El panorama resultante es complejo. Por una parte, advertimos la presencia activa de importantes elementos culturales claramente cristianos, como la celebración de la Navidad y de la Semana Santa, las fiestas patronales, las celebraciones de los sacramentos del bautismo y del matrimonio, la celebración de las exequias y las misas de sufragio por los difuntos. Pero, por otra parte, descubrimos que las zonas del pensamiento y de las acciones han dejado de relacionarse con la fe cristiana. Resulta entonces un cuadro bastante paradójico en el que la fe cristiana permanece sólo como un referente estético, pero sin relación alguna con los centros del pensamiento y de la acción, que son realmente los que configuran y ordenan toda la vida social.
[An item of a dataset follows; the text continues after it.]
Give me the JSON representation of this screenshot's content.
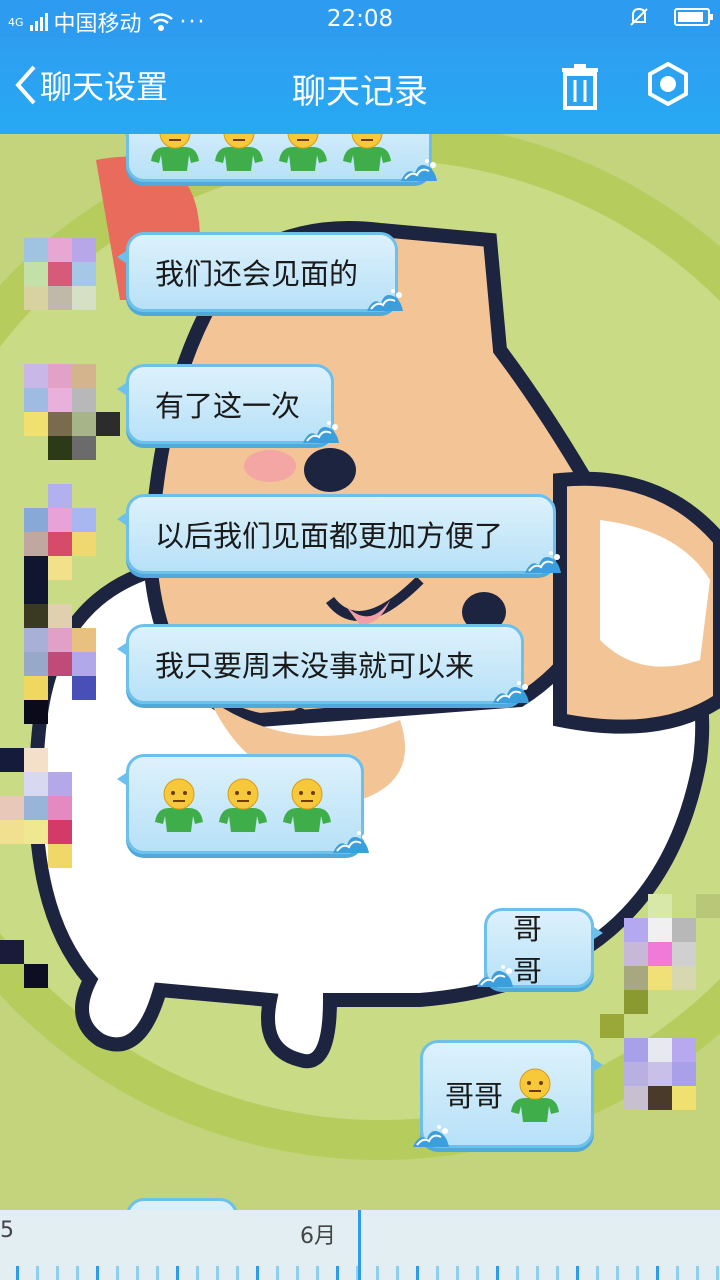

Mediante el mantenimiento de la ruptura, la cultura dominante ha arrinconado a la fe al ámbito de lo privado y de lo festivo, ha secularizado sus valores fundamentales, que ahora son considerados valores puramente humanos, y ha impuesto un tipo de pensamiento y de comportamiento desligado completamente de toda referencia cristiana.

El Papa san Pablo VI, en su exhortación apostólica Evangelii nuntiandi, se refirió a esta situación con estos términos: «La ruptura entre el Evangelio y la cultura es sin duda el drama de nuestro tiempo, como lo fue también en otras épocas».

El pensamiento científico-técnico se ha impuesto como único tipo de pensamiento auténticamente racional y cierto. Esto implica que todo aquello que no se someta al control de la ciencia positiva y de la técnica es considerado como irracional, y, por consiguiente, indigno de una cultura de progreso y de desarrollo. Puesto que el contenido fundamental de la fe cristiana, que es la existencia de Dios y su revelación en Jesucristo, no es científicamente verificable, ésta es considerada como algo completamente desfasado e impropio de la nueva cultura racional y científica.

Así, el pensamiento teológico cristiano es arrojado fuera de los ámbitos científicos y académicos como un tipo de pensamiento tradicional totalmente superado. Es decir, una fe dominada y reducida a simple tradición cultural supone para los católicos la ruptura y el drama de nuestro tiempo.